In the three starts since Contreras rejoined the White Sox rotation, the big right-hander has yielded 12 hits and three runs over 22 innings, fanning 13 and walking three. Contreras feels more like he's pitching in April, as opposed to mid-June, as the extended recovery from his ruptured left Achilles, suffered last August, delayed his offseason mound work from November to January.
"Going down to the Minors really was beneficial for me to throw a lot and get stronger," Contreras said. "Now, I feel great. I feel strong. The slider, the split, the fastball, the changeup -- everything."
Getz gave Contreras and the White Sox their 2-0 lead with a 358-foot shot to right, after Ramon Castro coaxed a two-out walk to extend the fourth off Arroyo.
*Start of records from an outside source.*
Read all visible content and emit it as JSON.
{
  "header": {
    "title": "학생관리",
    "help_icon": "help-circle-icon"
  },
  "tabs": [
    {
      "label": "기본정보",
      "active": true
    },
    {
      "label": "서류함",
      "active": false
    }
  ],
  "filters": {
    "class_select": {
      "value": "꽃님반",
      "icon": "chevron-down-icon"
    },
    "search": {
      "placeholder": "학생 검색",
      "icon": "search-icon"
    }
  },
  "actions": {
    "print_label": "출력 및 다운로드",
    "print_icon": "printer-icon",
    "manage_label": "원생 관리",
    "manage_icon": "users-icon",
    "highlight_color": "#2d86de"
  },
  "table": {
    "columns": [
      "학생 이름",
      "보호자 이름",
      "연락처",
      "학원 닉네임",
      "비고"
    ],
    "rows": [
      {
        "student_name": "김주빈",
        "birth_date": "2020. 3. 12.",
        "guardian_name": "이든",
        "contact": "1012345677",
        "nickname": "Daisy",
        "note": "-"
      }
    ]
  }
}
The White Sox didn't score again until Konerko blasted the first pitch from closer Francisco Cordero (17th save) for the 999th RBI of his career on a 425-foot prodigious clout.
Anderson represented the last hope for the White Sox with his single following strikeouts from pinch-hitter A.J. Pierzynski and Getz. But Gordon Beckham grounded into a fielder's choice at second to end the game.
Podsednik, Getz and Ramirez all swiped second base, and the White Sox had four runners in scoring position. None of them ever got as far as third, except for the two home runs.
"Well, we had a few chances, but Arroyo threw the ball good when he had to," Guillen said. "The ballclub couldn't do anything too much offensively."
Cincinnati's victory ended a nine-game losing streak against the White Sox. The loss also could drop the White Sox five games behind the American League Central-leading Tigers, who led Milwaukee in an Interleague game delayed by rain in Detroit.
Lack of any sustained offense proved costly for the White Sox on Friday. The loss certainly can't be attributed to a hangover from Thursday's tough setback, an idea Guillen stressed during his pregame scouting meeting with the team.
"Continue to play hard, and good things will happen," said White Sox right fielder Jermaine Dye, who finished 0-for-4 and watched his average drop to .265, of Guillen's Friday message. "It was a tough loss [on Thursday], but [Guillen] said, 'Don't worry about what happened in the past.'"
"They're on the road," said Guillen of his team. "They have to forget very quick because they don't have any choice."